‘Blue Bloods’ finale review: Powerful, satisfying

Warning: This story contains multiple major spoilers about the series finale of “Blue Bloods.”

WHAT IT’S ABOUT Well, there’s certainly a lot to unpack with “End of Tour,” the 293rd and last episode of “Blue Bloods,” which ended its 14-season run Friday. Obviously, this unpacking must necessarily begin with NYPD Officer Luis Badillo (Ian Quinlan).

MY SAY Fans of any beloved cop procedural coming to end, as “Blue Bloods” just did, fully expect and maybe even deserve catharsis — or in plain English, that punch to the gut that forces them to reach for the nearest box of Kleenex. Quinlan’s Badillo, who joined the show back in 2021, was shot and killed in an ambush set up by the gang Ace Double Tres — a particularly hard gut punch.

“Eddie [Vanessa Ray] gets a hostile new partner” is how Badillo was first described in loglines back when he joined in the 12th season. At first, he didn’t exactly ingratiate himself to Eddie Janko nor to viewers. That all changed as we learned he’d been struggling with PTSD after the death of his previous partner, and (in a recent episode) had been taking the son of that partner fishing every year. Badillo even declined to go to rehab to avoid suspension for smoking pot — which also helped with the PTSD — so that he could stick with the fishing date.

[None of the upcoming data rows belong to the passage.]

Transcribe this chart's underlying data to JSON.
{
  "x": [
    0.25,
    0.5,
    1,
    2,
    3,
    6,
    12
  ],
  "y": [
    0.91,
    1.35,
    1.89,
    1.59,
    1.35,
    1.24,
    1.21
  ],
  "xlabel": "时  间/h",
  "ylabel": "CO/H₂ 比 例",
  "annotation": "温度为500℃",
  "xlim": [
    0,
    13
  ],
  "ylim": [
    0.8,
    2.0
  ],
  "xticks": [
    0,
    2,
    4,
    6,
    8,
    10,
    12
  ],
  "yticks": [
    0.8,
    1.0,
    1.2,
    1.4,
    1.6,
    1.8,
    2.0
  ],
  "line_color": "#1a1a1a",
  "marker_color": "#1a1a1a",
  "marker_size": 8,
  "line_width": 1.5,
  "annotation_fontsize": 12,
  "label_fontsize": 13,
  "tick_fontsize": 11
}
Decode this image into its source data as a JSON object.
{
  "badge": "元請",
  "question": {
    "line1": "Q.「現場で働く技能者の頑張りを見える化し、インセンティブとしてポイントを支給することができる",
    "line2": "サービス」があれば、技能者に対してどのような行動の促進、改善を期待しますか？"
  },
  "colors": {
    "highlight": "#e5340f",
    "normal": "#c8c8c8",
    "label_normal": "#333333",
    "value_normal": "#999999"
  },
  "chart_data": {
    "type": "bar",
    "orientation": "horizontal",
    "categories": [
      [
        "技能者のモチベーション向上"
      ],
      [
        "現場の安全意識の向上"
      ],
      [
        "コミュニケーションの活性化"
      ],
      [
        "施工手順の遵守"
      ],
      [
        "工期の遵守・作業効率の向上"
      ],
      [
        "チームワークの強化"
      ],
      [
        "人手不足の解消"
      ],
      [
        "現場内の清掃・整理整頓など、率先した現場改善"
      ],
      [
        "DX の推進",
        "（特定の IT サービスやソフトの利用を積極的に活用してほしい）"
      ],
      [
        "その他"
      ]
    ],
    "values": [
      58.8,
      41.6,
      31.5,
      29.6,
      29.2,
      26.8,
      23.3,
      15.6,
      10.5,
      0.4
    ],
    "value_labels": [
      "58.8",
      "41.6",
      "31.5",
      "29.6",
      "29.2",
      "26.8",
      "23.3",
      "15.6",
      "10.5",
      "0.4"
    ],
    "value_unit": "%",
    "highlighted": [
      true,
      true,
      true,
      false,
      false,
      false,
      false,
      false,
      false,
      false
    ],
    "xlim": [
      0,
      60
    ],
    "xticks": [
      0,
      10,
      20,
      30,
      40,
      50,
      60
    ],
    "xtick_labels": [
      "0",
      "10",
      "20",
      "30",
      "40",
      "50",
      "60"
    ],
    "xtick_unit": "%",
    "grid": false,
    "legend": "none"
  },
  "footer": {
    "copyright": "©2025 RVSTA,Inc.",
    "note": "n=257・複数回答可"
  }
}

Episode after episode, Badillo grew on Eddie, and he grew on us. The beat cop who stands up for his partner, and stands behind her. A regular guy who can’t make ends meet on a cop’s salary. A family man denied his own family but watches out for a dead partner’s son instead.

 Badillo was in some sense the essential message “Blue Bloods” wanted to convey over these last 14 years — during which 15 NYPD officers were killed in the line of duty. This is a dangerous job performed by fallible humans. Badillo was just such a cop. It’s hard to make the case that this death was “necessary” but in the context of “Blue Bloods” — or deep within this show’s emotional core — it sure was.

Then, there was the timing of “End of Tour.” The plot involved gangland-style hits on a judge, the mayor and other cops — outlandish and melodramatic in just about any week other than the one this finale landed in, when a CEO was assassinated in Manhattan and the NYPD launched one of the biggest manhunts in recent history. “It’s all hands on deck out there, and we got way more deck than hands,” Joe Hill (Will Hochman) tells Danny Reagan (Donnie Wahlberg) as they mount a frantic search for the killers. Nice line with real world resonance, wouldn’t you agree?

Meanwhile, there were a couple of developments you could see coming from the next county over — Janko and Jamie (Will Estes) are about to start that family of their own (she’s pregnant), while Jack (Peter Hermann) and Erin (Bridget Moynahan) are going to get re-hitched. Of course the best scene landed towards the end, in that unnamed upstate prison where Frank Reagan (Tom Selleck) goes to put the squeeze on Lorenzo Batista (Edward James Olmos), the gangbanger serving life whose son, Alejandro, was behind the hit on Mayor Peter Chase (Dylan Walsh).

There they were, two heavyweights, face to face, eye to eye. Who would blink first? It was the shootout scene in “High Noon,” and no one needed to be told who was playing Gary Cooper.

But what made this scene so special — beyond the fact that both Selleck and Olmos are A-listers who’ve spent long careers nailing scenes exactly like this one — was the family card that Frank ultimately played. “I had a son who was killed by the cops,” he said, and “he was about Alejandro’s age.” Frank then closed in: “I’d be eternally grateful for the chance” to have him back, “because I know the cold, dark.”

Guess who blinked?

Finally, with immediate and extended family gathered together for that one final Sunday meal around that most iconic of TV dinner tables — with a few extra leaves added — “Blue Bloods” left viewers with the most resonant message this particular series possibly could: Family matters more than anything.

“I gotta say, I couldn’t be more proud or grateful,” said Frank.

BOTTOM LINE Good job, Commish. Good wrap, too.